URLs that are Explicitly Specified in the Site
HTML5 viewers always allow content from URLs that are configured explicitly in the site. This includes the URLs to map services, geocoding and geometry services, feature hyperlinks, layer hyperlinks, and icon URLs. As well, viewers allow any URLs (or parts of URLs) that are explicitly configured in a layer's Feature Label, Feature Description, or Feature Long Description. This is the viewer's way of respecting the administrator's configuration.

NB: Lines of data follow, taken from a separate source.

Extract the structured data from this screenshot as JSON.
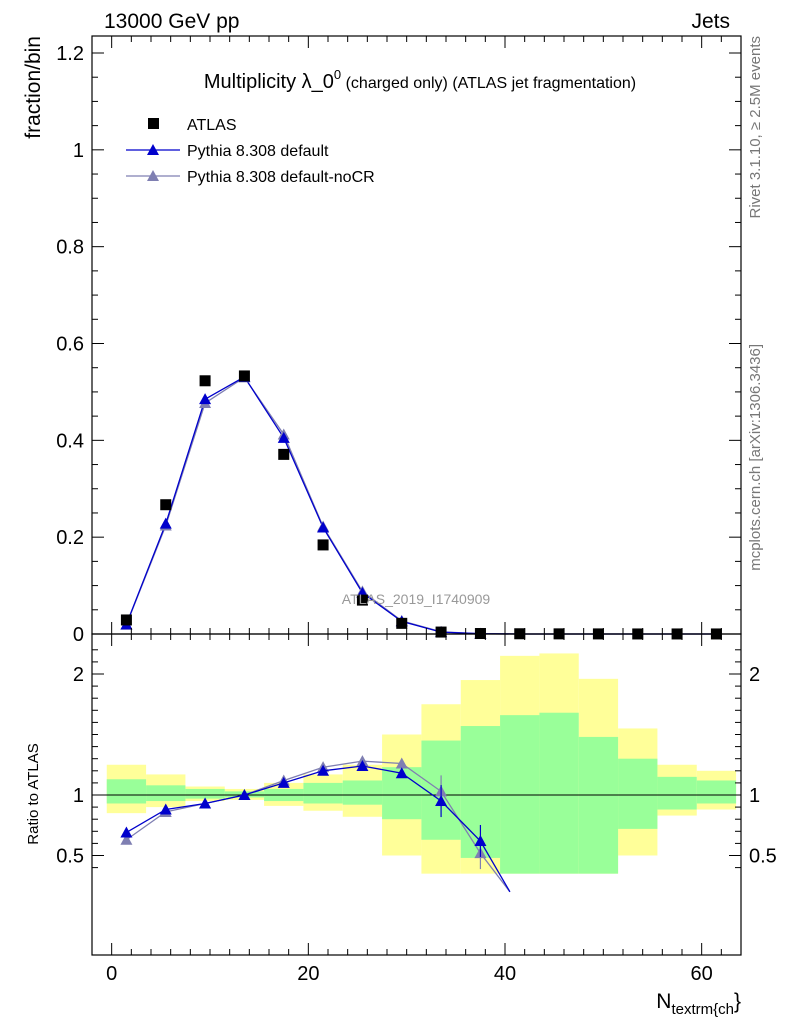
{
  "header": {
    "left": "13000 GeV pp",
    "right": "Jets",
    "side_top": "Rivet 3.1.10, ≥ 2.5M events",
    "side_bottom": "mcplots.cern.ch [arXiv:1306.3436]",
    "watermark": "ATLAS_2019_I1740909"
  },
  "colors": {
    "data": "#000000",
    "default": "#0000cc",
    "nocr": "#7f7fb2",
    "band_inner": "#99ff99",
    "band_outer": "#ffff99"
  },
  "chart_data": [
    {
      "type": "line",
      "title_main": "Multiplicity λ_0",
      "title_sup": "0",
      "title_rest": " (charged only) (ATLAS jet fragmentation)",
      "ylabel": "fraction/bin",
      "xlim": [
        -2,
        64
      ],
      "ylim": [
        0,
        1.25
      ],
      "yticks": [
        "0",
        "0.2",
        "0.4",
        "0.6",
        "0.8",
        "1",
        "1.2"
      ],
      "ytick_values": [
        0,
        0.2,
        0.4,
        0.6,
        0.8,
        1.0,
        1.2
      ],
      "x": [
        1.5,
        5.5,
        9.5,
        13.5,
        17.5,
        21.5,
        25.5,
        29.5,
        33.5,
        37.5,
        41.5,
        45.5,
        49.5,
        53.5,
        57.5,
        61.5
      ],
      "legend": [
        "ATLAS",
        "Pythia 8.308 default",
        "Pythia 8.308 default-noCR"
      ],
      "series": [
        {
          "name": "ATLAS",
          "values": [
            0.029,
            0.267,
            0.523,
            0.533,
            0.371,
            0.184,
            0.07,
            0.022,
            0.004,
            0.001,
            0.0005,
            0.0003,
            0.0002,
            0.0001,
            0.0001,
            0.0001
          ]
        },
        {
          "name": "Pythia 8.308 default",
          "values": [
            0.02,
            0.228,
            0.485,
            0.531,
            0.405,
            0.22,
            0.085,
            0.026,
            0.004,
            0.0006,
            0.0001,
            0,
            0,
            0,
            0,
            0
          ]
        },
        {
          "name": "Pythia 8.308 default-noCR",
          "values": [
            0.019,
            0.224,
            0.477,
            0.53,
            0.412,
            0.222,
            0.088,
            0.027,
            0.0045,
            0.0005,
            0.0001,
            0,
            0,
            0,
            0,
            0
          ]
        }
      ]
    },
    {
      "type": "line",
      "ylabel": "Ratio to ATLAS",
      "xlabel_main": "N",
      "xlabel_sub": "textrm{ch",
      "xlabel_close": "}",
      "xlim": [
        -2,
        64
      ],
      "ylim": [
        0.35,
        2.3
      ],
      "xticks": [
        "0",
        "20",
        "40",
        "60"
      ],
      "xtick_values": [
        0,
        20,
        40,
        60
      ],
      "yticks": [
        "0.5",
        "1",
        "2"
      ],
      "ytick_values": [
        0.5,
        1,
        2
      ],
      "bin_edges": [
        -0.5,
        3.5,
        7.5,
        11.5,
        15.5,
        19.5,
        23.5,
        27.5,
        31.5,
        35.5,
        39.5,
        43.5,
        47.5,
        51.5,
        55.5,
        59.5,
        63.5
      ],
      "band_inner": [
        [
          0.93,
          1.13
        ],
        [
          0.95,
          1.08
        ],
        [
          0.97,
          1.05
        ],
        [
          0.98,
          1.03
        ],
        [
          0.95,
          1.05
        ],
        [
          0.93,
          1.1
        ],
        [
          0.92,
          1.12
        ],
        [
          0.8,
          1.23
        ],
        [
          0.63,
          1.45
        ],
        [
          0.48,
          1.57
        ],
        [
          0.35,
          1.66
        ],
        [
          0.35,
          1.68
        ],
        [
          0.35,
          1.48
        ],
        [
          0.72,
          1.3
        ],
        [
          0.88,
          1.15
        ],
        [
          0.93,
          1.12
        ]
      ],
      "band_outer": [
        [
          0.85,
          1.25
        ],
        [
          0.9,
          1.17
        ],
        [
          0.95,
          1.07
        ],
        [
          0.96,
          1.05
        ],
        [
          0.91,
          1.1
        ],
        [
          0.87,
          1.17
        ],
        [
          0.82,
          1.25
        ],
        [
          0.5,
          1.5
        ],
        [
          0.35,
          1.75
        ],
        [
          0.35,
          1.95
        ],
        [
          0.35,
          2.15
        ],
        [
          0.35,
          2.17
        ],
        [
          0.35,
          1.96
        ],
        [
          0.5,
          1.55
        ],
        [
          0.83,
          1.25
        ],
        [
          0.88,
          1.2
        ]
      ],
      "x": [
        1.5,
        5.5,
        9.5,
        13.5,
        17.5,
        21.5,
        25.5,
        29.5,
        33.5,
        37.5
      ],
      "series": [
        {
          "name": "Pythia 8.308 default",
          "values": [
            0.69,
            0.88,
            0.93,
            1.0,
            1.1,
            1.2,
            1.24,
            1.18,
            0.95,
            0.62
          ]
        },
        {
          "name": "Pythia 8.308 default-noCR",
          "values": [
            0.63,
            0.86,
            0.93,
            1.0,
            1.12,
            1.23,
            1.28,
            1.26,
            1.03,
            0.52
          ]
        }
      ]
    }
  ]
}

The key here is that the configuration must be explicit. Replacement tokens are not considered to be explicit. Viewers allow content up to the last slash before the first replacement token, or if there is no replacement token, up to the last slash. For example:
-
https://server.domain.com/content/
The viewer allows all files in
https://server.domain.com/content/
without prompting the user. -
https://server.domain.com/content/file.extension
The viewer allows all files in
https://server.domain.com/content/
without prompting the user. -
https://server.domain.com/content/{name}.extension
The viewer allows all files in
https://server.domain.com/content/
without prompting the user.{name}
is a field token. -
https://server.domain.com/ArcGIS/rest/services/mymapservice/{LayerID}/{OBJECTID}/attachments/{PHOTOID}
The viewer allows all files in
https://server.domain.com/ArcGIS/rest/services/mymapservice/
without prompting the user.{LayerID}
is a layer token.
Content Policy Configuration
You can enable or disable the prompt users receive when asked to allow or deny content from a URL. To configure the security prompt, locate the application
object near the top of your viewer configuration files and embed a new object called contentPolicy
in it. The contentPolicy
object has these configurable properties:
-
disableSecurityPrompt
: Disable the security prompt site-wide. The default value isfalse
. -
disablePromptOnImages
: Disable the security prompt on images. The default value istrue
. -
trustExactUrl
: For security prompts, only trust the exact URL instead of any URL in the same folder. The default value isfalse
.
The configured contentPolicy
object looks like this:
"application": {
"contentPolicy": {
"disableSecurityPrompt": false,
"disablePromptOnImages": true,
"trustExactUrl": false
}
}
"Allow Unsafe Content" Setting
A viewer's Application page in Geocortex Essentials Manager has a checkbox labelled Allow Unsafe Content. The viewer prevents cross-site scripting attacks and filters URLs and markup whether or not this setting is on.
If this checkbox is selected, content from a KML or GeoRSS layer that contains HTML markup within a <description>
is interpreted by the viewer. If you want the viewer to display the preformatted markup, clear the checkbox. By default, unsafe content is not allowed.